As we recently wrote, the European Commission officially proposed introducing a €2 handling fee on low-cost e-commerce shipments arriving in the EU. However, Belgium doesn’t want to wait for a joint approach and is preparing its own solution.
Who and How Will Pay
The proposal for the new tax came from the governing party Les Engagés. The 2 euro fee would apply to parcels worth up to 150 euros imported from outside the European Union. In practice, this primarily means shipments from Chinese platforms such as AliExpress, Shein or Temu.

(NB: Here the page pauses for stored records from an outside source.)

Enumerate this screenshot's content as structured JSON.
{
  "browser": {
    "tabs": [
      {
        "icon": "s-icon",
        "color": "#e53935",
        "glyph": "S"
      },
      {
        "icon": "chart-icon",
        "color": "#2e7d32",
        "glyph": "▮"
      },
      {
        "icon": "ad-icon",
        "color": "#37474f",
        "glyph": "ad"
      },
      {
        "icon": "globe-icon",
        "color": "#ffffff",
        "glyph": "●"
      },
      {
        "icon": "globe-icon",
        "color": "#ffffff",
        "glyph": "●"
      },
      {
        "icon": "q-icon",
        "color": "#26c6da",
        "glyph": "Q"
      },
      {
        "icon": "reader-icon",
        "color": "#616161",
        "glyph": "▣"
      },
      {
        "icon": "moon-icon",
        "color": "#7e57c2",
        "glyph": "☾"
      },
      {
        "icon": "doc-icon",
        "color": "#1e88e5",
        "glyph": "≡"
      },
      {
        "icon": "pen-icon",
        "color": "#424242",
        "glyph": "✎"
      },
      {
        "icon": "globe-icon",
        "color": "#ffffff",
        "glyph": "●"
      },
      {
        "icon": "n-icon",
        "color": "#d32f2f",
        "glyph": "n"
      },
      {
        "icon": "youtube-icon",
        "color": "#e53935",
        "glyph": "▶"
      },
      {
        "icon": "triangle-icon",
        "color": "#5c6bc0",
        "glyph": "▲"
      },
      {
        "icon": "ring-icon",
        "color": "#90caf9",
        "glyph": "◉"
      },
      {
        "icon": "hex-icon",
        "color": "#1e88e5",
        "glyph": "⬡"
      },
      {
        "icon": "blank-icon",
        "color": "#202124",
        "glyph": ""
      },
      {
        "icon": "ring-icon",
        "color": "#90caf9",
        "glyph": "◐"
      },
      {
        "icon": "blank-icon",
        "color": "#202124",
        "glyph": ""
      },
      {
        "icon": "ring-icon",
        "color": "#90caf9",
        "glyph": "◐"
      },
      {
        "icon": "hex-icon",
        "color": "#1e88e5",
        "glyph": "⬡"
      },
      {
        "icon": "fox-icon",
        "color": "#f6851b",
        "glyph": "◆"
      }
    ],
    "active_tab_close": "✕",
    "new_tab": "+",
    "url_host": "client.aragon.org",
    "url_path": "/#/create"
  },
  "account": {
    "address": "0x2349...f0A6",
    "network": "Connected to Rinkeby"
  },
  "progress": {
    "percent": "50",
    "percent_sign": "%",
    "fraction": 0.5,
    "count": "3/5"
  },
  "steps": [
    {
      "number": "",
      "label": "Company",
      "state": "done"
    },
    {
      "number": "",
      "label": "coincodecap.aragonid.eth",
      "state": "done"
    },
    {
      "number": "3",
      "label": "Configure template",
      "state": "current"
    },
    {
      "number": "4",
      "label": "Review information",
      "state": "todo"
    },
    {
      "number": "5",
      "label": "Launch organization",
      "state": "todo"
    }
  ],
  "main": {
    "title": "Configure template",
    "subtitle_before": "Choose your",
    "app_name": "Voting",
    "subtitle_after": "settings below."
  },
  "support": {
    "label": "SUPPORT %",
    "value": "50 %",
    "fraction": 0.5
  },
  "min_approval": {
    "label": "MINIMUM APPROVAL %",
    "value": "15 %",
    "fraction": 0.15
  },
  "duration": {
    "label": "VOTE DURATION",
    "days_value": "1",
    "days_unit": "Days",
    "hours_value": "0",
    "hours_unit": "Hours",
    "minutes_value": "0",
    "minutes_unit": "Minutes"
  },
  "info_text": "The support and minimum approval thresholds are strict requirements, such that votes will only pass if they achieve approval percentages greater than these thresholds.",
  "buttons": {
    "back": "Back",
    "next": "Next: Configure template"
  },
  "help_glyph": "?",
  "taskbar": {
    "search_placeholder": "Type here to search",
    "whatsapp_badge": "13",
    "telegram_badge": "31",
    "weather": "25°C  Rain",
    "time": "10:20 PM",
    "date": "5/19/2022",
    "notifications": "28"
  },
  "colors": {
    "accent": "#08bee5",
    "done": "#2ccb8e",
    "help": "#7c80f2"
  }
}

Belgian customs authorities expect around 1.4 billion imported parcels this year. Applying the tax to all shipments would generate revenue of several hundred million euros annually, which would help reduce the state budget deficit.
Retailers Welcome it But Have Reservations
The Belgian e-commerce federation Becom called the proposal “a first step towards a fairer playing field for Belgian retailers”. The association pointed to the high proportion of dangerous products entering Europe from China.
However, managing director Greet Dekocker warned that this is a European issue requiring a coordinated approach. “The speed with which Belgium is tackling this is admirable, but more needs to be done,” Dekocker said. According to her, if other countries don’t introduce similar measures, it could lead to a shift of purchases through other member states and thus reduce revenue.
Becom also demands that part of the tax revenue should flow back into infrastructure – for scanning technology, digitally trained staff and databases for better detection of offenders.
European Union Preparing its Own Solution
The European Commission is working on a similar initiative that should take effect in March 2028. There too, a fee of 2 euros per parcel from countries outside the EU is being considered, with the fee dropping to 0.50 euros for shipments to European warehouses.
Unlike the Belgian proposal, the EU fees would primarily be reinvested in enforcing existing regulations. The budget should enable member states to conduct more inspections aimed at combating dangerous products and counterfeits.
In 2028, the exemption from import duties, which currently applies to shipments worth up to 150 euros, should also be abolished. It is precisely this exception that gives platforms outside the EU a significant competitive advantage.
However, experts doubt that a 2 euro fee will significantly curb the popularity of Chinese platforms.
With product prices on these platforms often ranging in just a few euros, the additional fee may represent only a marginal increase.
The European measure still needs approval from the European Parliament and member states. However, Belgium shows that some countries are ready to act independently if European institutions don’t move fast enough.